Алабама думала о Джоанне. И вот к какому выводу она пришла. Любить – это всего-навсего отдать другому человеку свое прошлое, из которого многое уже сделалось таким громоздким, что в одиночку с ним не справиться. Искать любовь все равно что искать еще один пункт отправления, размышляла она, еще один шанс начать новую жизнь. Не по годам развитая, Алабама думала еще и о том, что человек ищет другого человека вовсе не затем, чтобы разделить с ним будущее, жадно приберегая для себя свои тайные ожидания. Ей иногда приходили в голову замечательные и, как правило, невеселые мысли, но они никак не отражались на ее поведении. В свои семнадцать она стала философом-гурманом и отбирала возможности, обгладывая кости разочарований, оставшиеся после семейных скромных трапез. Надо сказать, в ней было много от отца, который судил и рядил все, независимо от нее.
Вслед за ним она не понимала, почему не может длиться вечно живое и важное ощущение сопричастия, преодолевающее статическую рутину. Со всем остальным дело как будто обстояло неплохо. Она, как и отец, наслаждалась быстротой и полнотой сестринского перемещения из одной семьи в другую.
Однако без Джоанны в доме стало тоскливо. Но Алабама могла почти целиком оживлять образ сестры в памяти – по тем мелочам, что та не забрала с собой.
– Когда мне грустно, я работаю, – сказала мама.
– Не понимаю, как ты научилась хорошо шить.
– Училась на вас.
– Только пусть это платье будет совсем без рукавов, а розы поместим на плече, ладно?
– Ладно, как хочешь. Руки у меня стали грубые, не годятся для шелка, и шью я хуже, чем прежде.
– А какой чудесный материал. Мне оно очень идет, больше, чем Джоанне.
Алабама прикинула на себя летящий шелк, чтобы увидеть, как он будет плескаться на ветру и как смотрелся бы в музее на Венере Милосской.
«Вот прямо бы сейчас и на танцы, – подумала Алабама, – это было бы здорово. А то ведь вконец измучаешься».

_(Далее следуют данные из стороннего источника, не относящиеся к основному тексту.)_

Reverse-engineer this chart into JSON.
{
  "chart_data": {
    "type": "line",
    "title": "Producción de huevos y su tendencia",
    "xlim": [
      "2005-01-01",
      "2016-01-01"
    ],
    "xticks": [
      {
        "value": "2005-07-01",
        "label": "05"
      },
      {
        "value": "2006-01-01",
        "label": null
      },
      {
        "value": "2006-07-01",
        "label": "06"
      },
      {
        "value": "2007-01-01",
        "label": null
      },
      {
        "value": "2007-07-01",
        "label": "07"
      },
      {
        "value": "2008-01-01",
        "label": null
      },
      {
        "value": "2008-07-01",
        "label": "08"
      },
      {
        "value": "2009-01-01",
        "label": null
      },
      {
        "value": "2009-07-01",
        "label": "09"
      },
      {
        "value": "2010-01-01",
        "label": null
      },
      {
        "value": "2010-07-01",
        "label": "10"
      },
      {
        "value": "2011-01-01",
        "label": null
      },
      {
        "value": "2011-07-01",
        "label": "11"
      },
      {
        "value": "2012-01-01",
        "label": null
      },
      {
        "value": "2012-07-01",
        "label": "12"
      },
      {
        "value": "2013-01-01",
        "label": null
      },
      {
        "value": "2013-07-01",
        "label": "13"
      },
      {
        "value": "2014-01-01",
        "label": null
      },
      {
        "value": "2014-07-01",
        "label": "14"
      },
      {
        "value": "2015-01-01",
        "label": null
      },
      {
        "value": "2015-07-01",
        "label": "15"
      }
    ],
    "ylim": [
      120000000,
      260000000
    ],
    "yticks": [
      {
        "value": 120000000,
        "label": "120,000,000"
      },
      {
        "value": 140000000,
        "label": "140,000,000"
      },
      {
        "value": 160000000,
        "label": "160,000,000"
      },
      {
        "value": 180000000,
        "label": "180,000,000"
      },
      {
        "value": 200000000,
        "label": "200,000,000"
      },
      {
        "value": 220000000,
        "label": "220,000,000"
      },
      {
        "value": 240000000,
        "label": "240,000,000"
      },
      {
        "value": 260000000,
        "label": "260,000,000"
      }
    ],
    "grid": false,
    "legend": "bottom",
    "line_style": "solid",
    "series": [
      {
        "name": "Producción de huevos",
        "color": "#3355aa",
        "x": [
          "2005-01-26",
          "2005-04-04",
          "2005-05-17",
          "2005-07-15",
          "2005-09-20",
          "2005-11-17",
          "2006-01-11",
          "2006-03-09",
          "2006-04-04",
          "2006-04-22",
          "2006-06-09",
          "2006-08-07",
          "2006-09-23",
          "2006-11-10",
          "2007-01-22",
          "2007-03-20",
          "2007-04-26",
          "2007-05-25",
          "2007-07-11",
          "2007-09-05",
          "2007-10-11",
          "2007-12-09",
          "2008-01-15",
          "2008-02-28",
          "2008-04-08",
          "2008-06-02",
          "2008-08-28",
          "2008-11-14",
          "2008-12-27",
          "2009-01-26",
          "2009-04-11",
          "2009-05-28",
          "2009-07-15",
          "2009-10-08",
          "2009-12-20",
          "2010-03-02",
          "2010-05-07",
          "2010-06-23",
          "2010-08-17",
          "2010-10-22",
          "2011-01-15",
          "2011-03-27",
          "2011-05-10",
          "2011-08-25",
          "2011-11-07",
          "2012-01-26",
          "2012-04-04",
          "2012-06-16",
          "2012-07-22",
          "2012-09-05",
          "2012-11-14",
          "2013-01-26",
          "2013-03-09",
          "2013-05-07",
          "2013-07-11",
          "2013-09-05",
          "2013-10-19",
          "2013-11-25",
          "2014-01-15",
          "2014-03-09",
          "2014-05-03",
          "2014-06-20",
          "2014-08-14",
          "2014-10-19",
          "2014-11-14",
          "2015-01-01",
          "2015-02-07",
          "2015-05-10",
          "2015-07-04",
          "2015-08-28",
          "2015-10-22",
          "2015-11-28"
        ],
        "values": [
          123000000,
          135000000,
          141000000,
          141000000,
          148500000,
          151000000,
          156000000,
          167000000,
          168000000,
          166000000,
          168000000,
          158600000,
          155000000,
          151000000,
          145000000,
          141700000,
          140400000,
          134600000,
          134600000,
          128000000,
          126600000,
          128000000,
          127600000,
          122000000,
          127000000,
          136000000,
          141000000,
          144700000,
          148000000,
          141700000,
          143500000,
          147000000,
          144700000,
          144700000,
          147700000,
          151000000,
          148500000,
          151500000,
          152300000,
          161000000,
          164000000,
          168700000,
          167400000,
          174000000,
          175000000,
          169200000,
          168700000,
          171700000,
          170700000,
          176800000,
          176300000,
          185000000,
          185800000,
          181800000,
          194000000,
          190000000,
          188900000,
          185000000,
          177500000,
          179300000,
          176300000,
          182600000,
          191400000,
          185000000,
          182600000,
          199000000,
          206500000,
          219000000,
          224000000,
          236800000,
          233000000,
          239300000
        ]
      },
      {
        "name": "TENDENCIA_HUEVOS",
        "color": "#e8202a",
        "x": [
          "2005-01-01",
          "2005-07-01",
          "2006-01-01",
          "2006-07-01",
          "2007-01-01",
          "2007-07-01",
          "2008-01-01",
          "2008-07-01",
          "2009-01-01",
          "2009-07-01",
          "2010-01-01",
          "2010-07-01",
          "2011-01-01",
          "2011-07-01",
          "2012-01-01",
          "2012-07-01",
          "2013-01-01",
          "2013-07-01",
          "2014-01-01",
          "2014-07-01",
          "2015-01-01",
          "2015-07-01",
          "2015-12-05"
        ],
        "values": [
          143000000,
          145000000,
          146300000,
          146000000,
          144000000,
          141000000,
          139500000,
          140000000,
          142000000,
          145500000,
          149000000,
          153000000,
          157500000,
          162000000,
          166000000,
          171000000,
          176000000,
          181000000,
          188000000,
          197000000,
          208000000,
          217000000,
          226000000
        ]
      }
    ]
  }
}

– Алабама, о чем ты думаешь?
– О развлечениях.
– Хорошее дело.
– И еще о том, какая она красивая, – поддразнил ее отец. Посвященный в маленькие тайны семьи, Остин, который был совершенно лишен тщеславия, с любопытством открывал его в своих детях. – Все любуется собой в зеркале.
– Папа! Я не любуюсь!
Алабама знала, что действительно смотрится в зеркало чаще не просто из удовольствия, она постоянно надеется увидеть в нем нечто большее, чем есть на самом деле.